7 Filmmaking Trends We Spotted at Sundance 2019

Our Art Director Sara Jean Hughes shares some filmmaking trends she spotted at the 2019 Sundance Film Festival last week.


 

Films About Adolescence

After Eighth Grade swept awards season following its Sundance debut in 2018, there were many films this year that chronicled the nature of growing up. These included Big Time Adolescence, Share, Selah and the Spades, Honey Boy and Them That Follow, among many others. The universal subject of growing up is a favorite amongst filmmakers who love to depict the awkwardness and agony of being a teenager in the world today. Other films like to explore prolonged adolescence. Animals, for example, showcased the lives of adults who still behave like teenagers.

Share COURTESY OF SUNDANCE


 

Film Is Out, Pro Res Is In

Though many filmmakers dream of shooting their first feature on 35mm, the truth is film is just too expensive to make it accessible. In our 2017 Sundance Trends blog post, shooting on film was a huge trend. That has disappeared. This year, out of 52 filmmakers asked, only a handful of them shot on film, with the most popular camera being the Arri Alexa Mini. This is great news for independent filmmakers. All you need is a great idea and a camera. Zero budget filmmaking can actually exist, and for those filmmakers who want the look of film, but not the cost, be sure to download Dissolve’s free 8mm film grain overlays!

Share COURTESY OF SUNDANCE


 

Diversity of Voices

Whether it’s LGBTQ+ or people of color, Sundance was showing films for, about, and by diverse audiences.

Of the 61 directors of the 56 films playing across four competition categories, 42% were women; 39%, people of color; and 23%, people who identify as LGBTQ.

Filmmaker Minhal Baig’s Hala premiered this year, about a Muslim teen torn between two cultural identities. Some other movies with diverse casting and story lines that we saw and loved were Joe Talbot’s The Last Black Man in San Francisco and Pippa Bianco’s Share. The representation in these movies is extremely important to the political culture we are living in today. We also saw many films that were by women and about women, including Late Night, written by Mindy Kaling and directed by Nisha Ganatra, and Animals, written by Emma Jane Unsworth and directed by Sophie Hyde. Finally, The Nightingale, Jennifer Kent’s follow-up to The Babadook, was incredibly upsetting as it explored themes of sexual assault and racism in the context of Britain’s colonization of Tasmania.

Animals COURTESY OF SUNDANCE


 

Any Aspect Ratio Goes

For the past few years everywhere you looked, from Sundance premieres to hip music videos, a square aspect ratio was featured. To be perfectly honest, it was getting tiresome as a trend where people were copying each other to try and look vintage. Fortunately, things are changing and people are embracing aspect ratios of every shape and size. We saw everything from square to widescreen representation and even the use of upright iPhone footage in films like Jawline, Midnight Traveler and Share. Rather than making rules and sticking to them, filmmakers are embracing more options. That’s bad news for projectionists who have to pay more attention to their screen size, but better for everyone else.

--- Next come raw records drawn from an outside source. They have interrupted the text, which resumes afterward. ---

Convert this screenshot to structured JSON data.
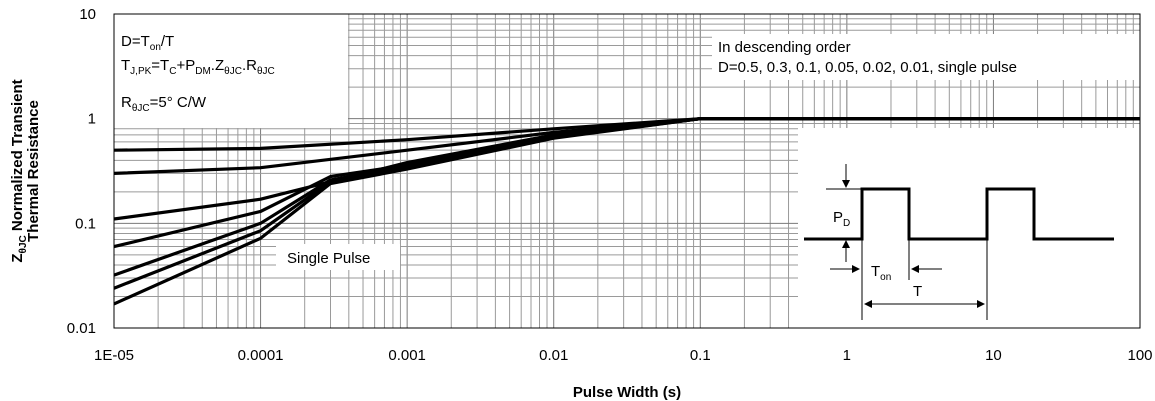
{
  "chart_data": {
    "type": "line",
    "xscale": "log",
    "yscale": "log",
    "xlim": [
      1e-05,
      100
    ],
    "ylim": [
      0.01,
      10
    ],
    "xlabel": "Pulse Width (s)",
    "ylabel": {
      "line1_prefix": "Z",
      "line1_sub": "θJC",
      "line1_rest": " Normalized Transient",
      "line2": "Thermal Resistance"
    },
    "x_ticks": [
      {
        "v": 1e-05,
        "label": "1E-05"
      },
      {
        "v": 0.0001,
        "label": "0.0001"
      },
      {
        "v": 0.001,
        "label": "0.001"
      },
      {
        "v": 0.01,
        "label": "0.01"
      },
      {
        "v": 0.1,
        "label": "0.1"
      },
      {
        "v": 1,
        "label": "1"
      },
      {
        "v": 10,
        "label": "10"
      },
      {
        "v": 100,
        "label": "100"
      }
    ],
    "y_ticks": [
      {
        "v": 10,
        "label": "10"
      },
      {
        "v": 1,
        "label": "1"
      },
      {
        "v": 0.1,
        "label": "0.1"
      },
      {
        "v": 0.01,
        "label": "0.01"
      }
    ],
    "grid": true,
    "series": [
      {
        "x": [
          1e-05,
          0.0001,
          0.001,
          0.01,
          0.1,
          1,
          100
        ],
        "y": [
          0.5,
          0.52,
          0.63,
          0.8,
          1.0,
          1.0,
          1.0
        ]
      },
      {
        "x": [
          1e-05,
          0.0001,
          0.001,
          0.01,
          0.1,
          1,
          100
        ],
        "y": [
          0.3,
          0.34,
          0.5,
          0.74,
          1.0,
          1.0,
          1.0
        ]
      },
      {
        "x": [
          1e-05,
          0.0001,
          0.001,
          0.01,
          0.1,
          1,
          100
        ],
        "y": [
          0.11,
          0.17,
          0.38,
          0.7,
          1.0,
          1.0,
          1.0
        ]
      },
      {
        "x": [
          1e-05,
          0.0001,
          0.0003,
          0.001,
          0.01,
          0.1,
          1,
          100
        ],
        "y": [
          0.06,
          0.13,
          0.28,
          0.36,
          0.68,
          1.0,
          1.0,
          1.0
        ]
      },
      {
        "x": [
          1e-05,
          0.0001,
          0.0003,
          0.001,
          0.01,
          0.1,
          1,
          100
        ],
        "y": [
          0.032,
          0.1,
          0.26,
          0.35,
          0.67,
          1.0,
          1.0,
          1.0
        ]
      },
      {
        "x": [
          1e-05,
          0.0001,
          0.0003,
          0.001,
          0.01,
          0.1,
          1,
          100
        ],
        "y": [
          0.024,
          0.085,
          0.25,
          0.34,
          0.66,
          1.0,
          1.0,
          1.0
        ]
      },
      {
        "x": [
          1e-05,
          0.0001,
          0.0003,
          0.001,
          0.01,
          0.1,
          1,
          100
        ],
        "y": [
          0.017,
          0.072,
          0.24,
          0.33,
          0.65,
          1.0,
          1.0,
          1.0
        ]
      }
    ],
    "annotations": {
      "formula_line1_a": "D=T",
      "formula_line1_sub": "on",
      "formula_line1_b": "/T",
      "formula_line2_a": "T",
      "formula_line2_sub1": "J,PK",
      "formula_line2_b": "=T",
      "formula_line2_sub2": "C",
      "formula_line2_c": "+P",
      "formula_line2_sub3": "DM",
      "formula_line2_d": ".Z",
      "formula_line2_sub4": "θJC",
      "formula_line2_e": ".R",
      "formula_line2_sub5": "θJC",
      "rthjc_a": "R",
      "rthjc_sub": "θJC",
      "rthjc_b": "=5° C/W",
      "order_line1": "In descending order",
      "order_line2": "D=0.5, 0.3, 0.1, 0.05, 0.02, 0.01, single pulse",
      "single_pulse": "Single Pulse",
      "pd_a": "P",
      "pd_sub": "D",
      "ton_a": "T",
      "ton_sub": "on",
      "t_label": "T"
    }
  }
}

Jawline COURTESY OF SUNDANCE


 

Religion

World religions were an ongoing theme at Sundance this year. These topics were central to films like Them That Follow, Hala, Abe, Midnight Traveler and others. These films grappled with the struggle between religious tradition and finding one’s sense of self. Them That Follow was a film about a snake-handling church in the Appalachian Mountains, where the members don’t have much connection with the outside world. They have been born and raised in this community whether they believe in it or not, and it shows.

Hala COURTESY OF SUNDANCE


 

Abuse

Between the Harvey Weinstein documentary Untouchable, the Ted Bundy movie Extremely Wicked, Shockingly Evil & Vile, the Michael Jackson doc Finding Neverland and Jennifer Kent’s aforementioned The Nightingale, there were many films that could’ve used trigger warnings for abuse this year. In fiction and non-fiction, these themes are sadly nothing new, but filmmakers are showing more and more willingness to really go there with their projects, refusing to hold back as they tackle these horrendous topics.

Untouchable COURTESY OF SUNDANCE


 

User-Generated Content

In the documentary film Markie in Milwaukee (screened at the Slamdance Film Fest in Park City during Sundance) director Matt Kliegman asked Markie to film a bunch of iPhone videos on a regular basis to include in the documentary alongside the director’s shots. This was also present in the influencer documentary Jawline, which used footage from iPhones as well as live-streams. Shooting your own footage when nobody is around can be extremely useful for documentaries, especially when the crew is not with you 24/7. This also means having an exceptional amount of footage to choose from, which is great for the final story (but maybe not the most fun for the hours it will take to comb through it all in the editing phase).